Every organization will have huge framed posters in their front office by showcasing their mission, vision, and values. Do all of your employees think that’s what you stand for?

You also have a nice list of value proposition points in your marketing department. But, is that what your customers think of you? How do you know? Where did those value proposition statements come from? Possibly from customer research methods that deliver spurious results.

The most important thing you can optimize is your value proposition. Your value proposition is not what you write in your marketing planning documents. Your real value proposition is what your customers perceive. It’s what the world thinks of you.

Each person is different. Each of us looks at the world through different eyes. Your visitors have unique frames of reference that are colored by their perceptual filters. It’s as if they each wear different glasses that change what they’re looking at before it reaches them.

That’s true. Everyone is unique and perceives uniquely. That’s one of the reasons your small member qualitative research doesn’t apply to your overall market.

Many today are striving for a technological utopia where you can divine individuals’ uniquenesses, place each prospect into a personalized box and target him and her with self-actualizing, psychologically-triggered ultra-messages.

But, as much as technologist would have you believe that you can speak uniquely to each and magically hit their individual needs and wants, life isn’t like that. It’s not so simple, and there’s a better way.

The key is in finding relevant prospect groups. Your goal should be to find the most significant pertinent possible segments that can be aggregated. Yes, I said the “largest possible.” Gasp!

But, hang on for a moment, Satheesh. Don’t you buy into the drive to solo-segmentation?

In a word: “NO.”

But, segmentation *is* important.

Segmentation is important for relevance. But too much segmentation is harmful to your results. It’s just like carrots. You know they’re good for you, but too many could give you adverse side effects.

The most important thing you can optimize is your value proposition. And the drive to infinitesimal target segments hurts your value proposition discovery.
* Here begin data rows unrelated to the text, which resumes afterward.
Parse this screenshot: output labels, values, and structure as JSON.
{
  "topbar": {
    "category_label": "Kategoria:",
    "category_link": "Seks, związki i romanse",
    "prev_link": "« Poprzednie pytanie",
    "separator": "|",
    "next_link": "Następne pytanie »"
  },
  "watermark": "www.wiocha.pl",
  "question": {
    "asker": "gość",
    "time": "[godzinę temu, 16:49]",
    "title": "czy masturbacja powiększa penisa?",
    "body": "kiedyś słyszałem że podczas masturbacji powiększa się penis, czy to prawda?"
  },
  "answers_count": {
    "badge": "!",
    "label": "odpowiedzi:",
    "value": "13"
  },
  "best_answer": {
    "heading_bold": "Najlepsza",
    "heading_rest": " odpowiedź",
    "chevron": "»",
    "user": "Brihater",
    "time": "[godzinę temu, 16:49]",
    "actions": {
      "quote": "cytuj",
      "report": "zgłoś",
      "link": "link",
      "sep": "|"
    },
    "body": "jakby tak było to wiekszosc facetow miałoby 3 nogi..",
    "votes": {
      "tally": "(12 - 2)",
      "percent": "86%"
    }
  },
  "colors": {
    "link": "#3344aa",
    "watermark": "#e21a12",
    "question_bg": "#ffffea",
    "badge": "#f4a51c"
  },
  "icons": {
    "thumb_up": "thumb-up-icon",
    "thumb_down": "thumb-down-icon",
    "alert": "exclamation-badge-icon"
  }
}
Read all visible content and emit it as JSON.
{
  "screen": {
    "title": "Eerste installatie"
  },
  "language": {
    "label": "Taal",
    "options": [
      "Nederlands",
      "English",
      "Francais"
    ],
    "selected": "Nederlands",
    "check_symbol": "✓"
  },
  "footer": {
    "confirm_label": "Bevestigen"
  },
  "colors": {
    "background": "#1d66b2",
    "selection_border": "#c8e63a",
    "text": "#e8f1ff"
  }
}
Customer segments allow you to group people with similar needs and information filters. As a marketer, you need to look for more commonalities among customer needs rather than just differences.

Here are the 5 reasons why you should create the most significant possible target segments: 

  • It allows you to optimize

Testing and optimization require traffic. Traffic gets much less useful when it’s split up into dozens or hundreds of tiny segments.

  • Clarity trumps personalization

Clarity of your most important value proposition is more valuable than individually unique customization. You’ll make more significant improvements with finding the right message for your product than individualizing your message.

  • Macro insights beat micro improvements

The faster you can find business-wide insights in messaging, design, layout, content, eye-flow, copywriting style, etc., the quicker you can make improvements that generate colossal revenue lift company-wide.

  • Small data lies (Trust me I’m not lying)

Too much customization is based on increasingly spurious data. You can’t know anything about a person based on a handful of actions. Over-customizing messaging increases Distraction and reduces Clarity.

  • Over-personalization is creepy

Unless you’re targeting digital marketers like yourself, who are excited to see examples of personalization, your customers are creeped out by how much you know about them.

In my previous job, I have done n number of segmentation and tried to send relevant communication to a set of 100 users as a part of lead nurturing. And I can tell you that, as mind-bendingly complex and technically you can’t personalize a content after an extent, and your messaging will become overarching.

Yes, technology and tools exist to target infinite segments. But, just as with any shiny, new marketing toy, the benefits must outweigh the costs.

Emphasize value proposition testing

Start by testing your value proposition to find out which points are most important to emphasize. Then, segment your messages with discipline, only creating new target segments that are proven to respond uniquely.